La cotidianidad está muy presente en los tres capítulos o cortos de Kanimambo, realizado en Mozambique en 2012, abriga a los personajes, forma parte de los tres relatos a medio camino entre la ficción y el reporterismo, formato mestizo que logra transmitir el día a día difícil, sin duda, de Mozambique, difícil, sí, aunque la valoración provenga más bien del punto de vista, del lugar físico y metafórico desde donde se vea la película.

El primer corto es «Custodio», realizado por el director y actor ceutí Abdelatif Hwidar, y narra la vida de un padre y su hijo, Custodio, que vela la enfermedad de aquel y su traslado a un hospital, a cinco kilómetros de su aldea, donde le asiste un médico español. La enfermedad, una infección, nos lleva a la guerra de liberación de Mozambique y a la posterior guerra civil, pero cuenta también la relación entre el hijo y el padre en contraste con la relación del médico español con su hijo que se nos insinúa.

El segundo relato es «Madalena», realizado por la directora catalana Carla Subirana, presentado como su propia deuda hacia una mujer, Madalena, que conoció dos años atrás y a quien prometió que grabaría en lo que sería su primera película africana. La correspondencia entre ambas mujeres se corta de repente, Madalena deja de escribir después de tener una hija a la que llama Carla. El corto narra la búsqueda de esa mujer que se encarna en otras mujeres mozambiqueñas.

El tercer corto es «Joana», del director valenciano Adrián Aliaga y nos habla de una huérfana, Joana, acogida por su tía, enfermera del doctor que aparece en la primera parte de la cinta, y que es sorda. Joana se convertirá en la lazarillo de un cantante ciego, un griot, como se les llama en África occidental a quienes narran en sus canciones relatos cotidianos. Se contará su viaje a Maputo para la visita a un especialista.

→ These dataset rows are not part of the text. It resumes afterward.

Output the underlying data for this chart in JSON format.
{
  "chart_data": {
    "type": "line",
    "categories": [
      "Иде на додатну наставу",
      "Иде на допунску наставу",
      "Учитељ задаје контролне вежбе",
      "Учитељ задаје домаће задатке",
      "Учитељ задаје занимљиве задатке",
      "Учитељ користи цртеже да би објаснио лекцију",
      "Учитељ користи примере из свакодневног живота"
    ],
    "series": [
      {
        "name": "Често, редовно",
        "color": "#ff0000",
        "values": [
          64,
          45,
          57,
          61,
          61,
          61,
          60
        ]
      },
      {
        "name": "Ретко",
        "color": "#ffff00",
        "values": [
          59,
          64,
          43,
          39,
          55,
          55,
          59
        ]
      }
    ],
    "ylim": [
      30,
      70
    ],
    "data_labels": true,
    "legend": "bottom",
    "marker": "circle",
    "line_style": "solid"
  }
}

Las tres historias se enlazan tanto en el lugar de origen, un mismo territorio de Mozambique, como a través de unos personajes que se cruzan sin conocerse. Son historias que reflejan las condiciones duras de vida, pero están exentas del dramatismo al uso en cierto topo de acercamiento a los problemas africanos. La vida, en efecto, es dura si las comparamos a la vida media en Europa o de cualquier país avanzado económicamente, pero sin caer en lamentos o exhibicionismos que buscan conmover. Pero es que podrían identificarse con cada uno de los relatos incluso personas con problemas en cualquiera de esos lugares donde parece que no haya problemas equiparables, pero los hay, hay situaciones complicadas también, porque al final no se trata de ellos y nosotros, sino de un nosotros compuesto por personas que se enfrentan a la vida desde las complicaciones cotidianas, sin duda idénticas en lo esencial, pero diferentes en los detalles, sin que estos detalles carezcan de importancia, que la tienen.


Kanimambo significa gracias en lengua changane, porque lo que hay entre los personajes son pequeñas ayudas, pequeñas en apariencia, que contribuyen a limar las asperezas de esas cotidianidades que a veces adquieren una condición heroica.